The KDE Improv Project Has Announced Its End

Improv Board

Carl Symons on the behalf of Aaron Seigo and the rest of the Improv crew have sent out an email to the backers saying the project is over, they will issue partial refunds, etc. It’s only a partial refund right now as they had already invested some money into buying long lead times with their Chinese manufacturer.

There were also credit card processing fees, etc, but they’re working out a path for full reimbursement. It’s also said Aaron invested $200k USD into the project.

There was simply not enough support to make the project work, despite having fully functional, production ready devices and a strong commitment to succeed. The Free software community does not seem ready at this point to make a concerted stand on the pressing issue of hardware freedom

The group of folks behind the KDE desktop environment have been trying for a few years to deliver a tablet with wouldn’t rely on proprietary software. More recently they unveiled the Improv Board, a small, cheap computer module designed to ship with Mer Linux.

At this point, all the team is promising are partial refunds since part of the money has already been spent. But the goal is to eventually provide full refunds to folks who have put their faith (and money) into the project.

In a statement, the team suggests “the Free software community does not seem ready at this point to make a concerted stand on the pressing issue of hardware freedom,”
the Improv board was expected to sell for around $75

Ubuntu MATE Remix

Ubuntu MATE Edition

Objectives

The Ubuntu MATE Remix has the following primary goal:

  • Use Ubuntu to create a solid foundation on which to build a pure MATE desktop.

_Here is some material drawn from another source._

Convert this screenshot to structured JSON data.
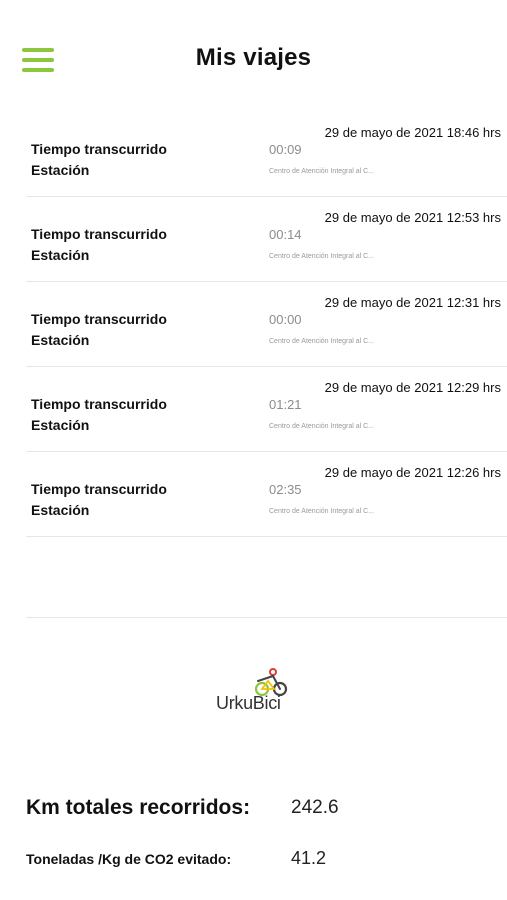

Ubuntu MATE Remix has some secondary objectives:

  • Increase both Ubuntu and MATE user adoption.
  • Restore the halcyon days of Ubuntu before indicators, Unity and scopes were introduced.
  • Be the go to Ubuntu alternative for computers that aren’t powerful enough to run a composited desktop, as well as those that are.
  • Make use of existing Ubuntu themes and artwork wherever possible so Ubuntu MATE Remix is immediately familiar.
  • When ever possible submit new or revised packages to Debian so both the Debian and Ubuntu communities benefit.
  • Package selection will favour functionality and stability over lightness and whimsy.
  • Provide a refuge for Linux users who prefer a traditional desktop experience.
  • Get adopted as an official Ubuntu “flavour”.